The central facet of the programme will be a half-day workshop at which four representatives from each participating club will come together to examine the principals involved, and start some of the practical work. This workshop is key to the whole process. However, in order to make full, practical use of this workshop, the participants must have a knowledge and understanding of the views and opinions of all the members of there club, both on its current situation, and on where it might go in the future. And, of course, after the workshop, the club representatives will need to finish the planning work started at the workshop, and work within their club to put those plans into effect.

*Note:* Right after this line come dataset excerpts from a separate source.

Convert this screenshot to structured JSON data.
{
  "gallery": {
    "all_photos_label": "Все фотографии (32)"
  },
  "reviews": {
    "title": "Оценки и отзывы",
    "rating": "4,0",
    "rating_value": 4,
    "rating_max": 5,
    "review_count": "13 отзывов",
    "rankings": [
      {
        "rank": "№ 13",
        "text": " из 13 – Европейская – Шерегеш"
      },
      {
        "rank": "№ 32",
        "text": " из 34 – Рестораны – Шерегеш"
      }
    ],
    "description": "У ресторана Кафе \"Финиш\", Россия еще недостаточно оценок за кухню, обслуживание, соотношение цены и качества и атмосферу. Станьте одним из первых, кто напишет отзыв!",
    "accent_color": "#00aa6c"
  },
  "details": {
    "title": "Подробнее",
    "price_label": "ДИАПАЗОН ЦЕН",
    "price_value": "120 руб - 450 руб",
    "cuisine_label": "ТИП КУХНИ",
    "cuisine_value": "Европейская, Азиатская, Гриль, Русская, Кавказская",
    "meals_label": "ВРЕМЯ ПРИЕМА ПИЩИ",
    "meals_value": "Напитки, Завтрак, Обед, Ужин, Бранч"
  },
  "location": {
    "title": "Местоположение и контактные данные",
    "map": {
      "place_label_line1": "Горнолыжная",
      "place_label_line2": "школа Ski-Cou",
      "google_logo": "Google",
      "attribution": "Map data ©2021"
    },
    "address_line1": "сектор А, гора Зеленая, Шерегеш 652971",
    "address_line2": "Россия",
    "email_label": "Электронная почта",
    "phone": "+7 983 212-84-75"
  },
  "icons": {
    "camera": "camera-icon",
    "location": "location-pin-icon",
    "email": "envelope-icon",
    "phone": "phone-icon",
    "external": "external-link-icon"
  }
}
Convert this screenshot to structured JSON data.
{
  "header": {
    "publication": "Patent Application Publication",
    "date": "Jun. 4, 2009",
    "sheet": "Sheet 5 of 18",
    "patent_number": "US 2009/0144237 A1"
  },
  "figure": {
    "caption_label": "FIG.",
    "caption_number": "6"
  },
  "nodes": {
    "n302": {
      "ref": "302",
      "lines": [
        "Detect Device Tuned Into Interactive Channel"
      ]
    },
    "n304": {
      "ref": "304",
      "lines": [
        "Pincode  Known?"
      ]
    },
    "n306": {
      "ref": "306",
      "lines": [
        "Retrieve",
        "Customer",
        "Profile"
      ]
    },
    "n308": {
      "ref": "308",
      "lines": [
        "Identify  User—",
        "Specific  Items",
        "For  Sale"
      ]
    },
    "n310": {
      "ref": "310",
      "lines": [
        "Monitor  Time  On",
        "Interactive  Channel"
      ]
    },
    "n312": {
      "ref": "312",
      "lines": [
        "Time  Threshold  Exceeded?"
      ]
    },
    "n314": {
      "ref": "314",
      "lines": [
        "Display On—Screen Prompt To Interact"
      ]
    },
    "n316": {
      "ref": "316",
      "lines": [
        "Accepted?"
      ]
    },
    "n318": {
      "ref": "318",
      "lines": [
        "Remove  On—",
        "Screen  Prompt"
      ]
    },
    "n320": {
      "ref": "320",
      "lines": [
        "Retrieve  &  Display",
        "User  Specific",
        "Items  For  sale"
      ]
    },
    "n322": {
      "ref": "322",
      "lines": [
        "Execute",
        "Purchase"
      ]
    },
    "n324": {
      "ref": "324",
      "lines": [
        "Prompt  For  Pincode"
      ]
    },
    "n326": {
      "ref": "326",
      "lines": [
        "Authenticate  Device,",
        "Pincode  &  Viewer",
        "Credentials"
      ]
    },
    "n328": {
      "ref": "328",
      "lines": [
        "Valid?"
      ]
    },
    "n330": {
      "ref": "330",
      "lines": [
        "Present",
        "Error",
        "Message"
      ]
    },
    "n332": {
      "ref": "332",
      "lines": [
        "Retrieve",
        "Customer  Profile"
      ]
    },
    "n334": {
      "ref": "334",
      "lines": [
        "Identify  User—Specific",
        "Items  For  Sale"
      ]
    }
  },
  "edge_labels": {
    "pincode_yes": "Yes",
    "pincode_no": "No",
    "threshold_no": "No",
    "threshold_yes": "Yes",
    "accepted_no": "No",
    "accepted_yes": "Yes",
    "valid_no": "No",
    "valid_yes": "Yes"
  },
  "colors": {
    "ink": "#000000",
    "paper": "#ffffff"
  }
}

If your club agrees to be involved, it is strongly advised that you have a mentor from outside to help and assist before, during and after this workshop. Often we are too close to our own clubs to be sure of what is needed – sometimes we “cannot see the wood for the trees”. So the mentor will be a Lion of suitable experience and capability, who can provide an independent eye when necessary, and assist in any aspects of the programme that are not entirely clear to us. With the help of that mentor, your club members are asked to completed the Club Evaluation Questionnaire, and your club leaders and the mentor are asked to summarised the views and opinions expressed in those questionnaires. Thus, your club representatives will come to the workshop knowing your view and opinions.
At the workshop, we will be examining and discussing what the phrase “My Ideal Club” means to each of us. We will be looking at the questionnaires to determine the “health” of our individual clubs, and we will be discussing how we can find out from the community what it needs, and what members in the community think of our Lions Clubs. We will look at resources available from LCI and locally. And most importantly, we will be practicing how to set goals and devise action plans to achieve those goals. We also need to discuss what to do after the workshop to make use of what we have learned so far, and we need to arrange the necessary follow-up meeting or actions to monitor and assist the progress of the whole process.
After the workshop, each club can really get down to work on building its future in accordance with its own assessment of what it want to achieve, and can begin to move towards its own “Ideal Club” status. Go through bullet points on the slide – be as motivational as possible.
Slide animation runs automatically. Read and comment on each line as it comes up. My fellow Lions, YOUR CLUB, AND YOUR COMMUNITY, NEEDS YOU! Without your input and impetus, your club’s future may not be as bright as it might be. I do hope you will agree as a club to be involved in “My Ideal Club” Workshop programme.